My attractive ornamental grass, Ophipogon planiscapus, AKA Black Mondo Grass, is also very responsible, and, therefore, he is taking his role of spokes-plant and co-host to yours truly very seriously and, in fact, it was he who told me that today, January the 30th, is Bubble-Wrap Appreciation Day!
If you follow this blog, then you are undoubtedly aware that Bubble-Wrap, plays a big part in my garden winterizing, as I discussed in a guest blog for Fern Richardson's Life on the Balcony (and for details about this, please click here).

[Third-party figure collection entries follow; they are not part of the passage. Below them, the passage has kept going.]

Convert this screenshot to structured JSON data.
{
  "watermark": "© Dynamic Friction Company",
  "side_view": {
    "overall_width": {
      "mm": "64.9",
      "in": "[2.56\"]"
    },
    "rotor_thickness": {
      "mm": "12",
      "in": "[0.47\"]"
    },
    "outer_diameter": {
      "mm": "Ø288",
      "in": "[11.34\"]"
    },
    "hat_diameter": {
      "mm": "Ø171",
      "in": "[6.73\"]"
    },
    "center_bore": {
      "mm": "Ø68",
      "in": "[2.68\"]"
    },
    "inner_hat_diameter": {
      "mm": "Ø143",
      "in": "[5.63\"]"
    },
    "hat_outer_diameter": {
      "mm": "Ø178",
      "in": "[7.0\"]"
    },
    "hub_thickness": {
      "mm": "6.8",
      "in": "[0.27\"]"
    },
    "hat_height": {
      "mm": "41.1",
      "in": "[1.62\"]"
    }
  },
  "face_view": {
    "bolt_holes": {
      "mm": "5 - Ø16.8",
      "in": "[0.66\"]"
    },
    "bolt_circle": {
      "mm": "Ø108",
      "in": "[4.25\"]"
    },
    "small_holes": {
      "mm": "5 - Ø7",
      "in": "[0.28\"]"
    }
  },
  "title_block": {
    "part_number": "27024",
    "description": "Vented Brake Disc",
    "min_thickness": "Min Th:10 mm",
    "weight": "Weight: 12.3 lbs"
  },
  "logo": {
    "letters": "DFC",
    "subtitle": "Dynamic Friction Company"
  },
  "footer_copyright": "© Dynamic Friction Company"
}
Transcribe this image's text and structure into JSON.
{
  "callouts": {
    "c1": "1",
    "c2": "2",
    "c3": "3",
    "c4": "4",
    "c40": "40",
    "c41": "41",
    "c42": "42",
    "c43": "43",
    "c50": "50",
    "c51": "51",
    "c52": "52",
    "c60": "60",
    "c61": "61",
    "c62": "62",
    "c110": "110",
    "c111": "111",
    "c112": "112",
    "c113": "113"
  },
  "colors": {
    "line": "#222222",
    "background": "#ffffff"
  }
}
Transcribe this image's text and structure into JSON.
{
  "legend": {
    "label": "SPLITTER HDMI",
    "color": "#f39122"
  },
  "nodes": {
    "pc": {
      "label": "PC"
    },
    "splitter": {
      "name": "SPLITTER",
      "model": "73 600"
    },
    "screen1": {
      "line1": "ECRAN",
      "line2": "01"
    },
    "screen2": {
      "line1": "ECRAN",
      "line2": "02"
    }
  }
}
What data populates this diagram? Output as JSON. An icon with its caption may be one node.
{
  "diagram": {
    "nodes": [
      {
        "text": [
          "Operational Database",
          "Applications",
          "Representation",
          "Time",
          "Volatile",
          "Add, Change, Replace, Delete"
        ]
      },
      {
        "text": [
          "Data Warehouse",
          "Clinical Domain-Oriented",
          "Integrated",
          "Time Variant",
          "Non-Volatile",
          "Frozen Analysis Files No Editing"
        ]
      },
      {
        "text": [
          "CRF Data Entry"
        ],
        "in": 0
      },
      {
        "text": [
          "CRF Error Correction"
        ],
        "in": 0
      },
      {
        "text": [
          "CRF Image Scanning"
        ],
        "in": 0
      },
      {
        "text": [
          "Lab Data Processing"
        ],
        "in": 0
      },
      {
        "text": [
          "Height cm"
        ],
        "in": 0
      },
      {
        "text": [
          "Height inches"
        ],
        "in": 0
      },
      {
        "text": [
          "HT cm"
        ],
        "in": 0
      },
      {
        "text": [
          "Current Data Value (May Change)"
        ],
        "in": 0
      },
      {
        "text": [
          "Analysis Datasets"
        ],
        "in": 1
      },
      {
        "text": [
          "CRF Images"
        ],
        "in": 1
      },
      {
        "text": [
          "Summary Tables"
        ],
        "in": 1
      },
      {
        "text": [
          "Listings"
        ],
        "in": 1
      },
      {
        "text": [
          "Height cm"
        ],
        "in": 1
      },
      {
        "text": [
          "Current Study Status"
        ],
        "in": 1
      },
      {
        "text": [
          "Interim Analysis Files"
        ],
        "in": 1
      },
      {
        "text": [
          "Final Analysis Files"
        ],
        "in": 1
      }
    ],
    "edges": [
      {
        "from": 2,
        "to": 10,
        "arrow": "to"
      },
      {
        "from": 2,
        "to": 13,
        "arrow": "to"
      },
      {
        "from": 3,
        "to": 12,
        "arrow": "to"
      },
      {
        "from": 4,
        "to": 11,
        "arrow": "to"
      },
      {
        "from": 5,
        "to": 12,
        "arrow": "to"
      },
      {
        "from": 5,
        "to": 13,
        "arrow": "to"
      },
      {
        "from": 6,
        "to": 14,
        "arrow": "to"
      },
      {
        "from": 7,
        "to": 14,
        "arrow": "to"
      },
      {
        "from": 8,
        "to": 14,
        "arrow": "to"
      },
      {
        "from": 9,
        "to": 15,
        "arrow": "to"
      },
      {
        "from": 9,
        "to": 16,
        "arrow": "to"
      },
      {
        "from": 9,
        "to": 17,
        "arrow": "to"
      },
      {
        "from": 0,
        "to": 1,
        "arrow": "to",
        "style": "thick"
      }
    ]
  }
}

In any event, I imagine the 80+ things I grow in my urban (NYC) terrace garden are feeling a little overdressed this winter, as it has been — for the most part — fairly mild, and all of them are beginning to loosen "their collars" of burlap, which are tied with jute that Juan V and I placed over their Bubble-Wrap this past December.
This is evident in the images posted below, which show just a fraction of the things that I grow in my garden. (Remember, they are ALL winterized in the same manner.)
The 80+ things which I grow in my urban garden are not the only ones feeling the effects of this relatively mild weather, and while many folks enjoy not having to be "layering up" to protect themselves from winter's elements, the fact is, the things I grow and I know it is crucial to have a "real" winter, and so we (the things I grow and I) have very mixed emotions about this mild winter!
What about you, dear reader? Do you live in an area that "normally" experiences snow and colder temperatures but is not finding that to be the case this year? What are your thoughts regarding this unusual occurrence? AND, also, HOW DO THE THINGS YOU GROW FEEL ABOUT IT?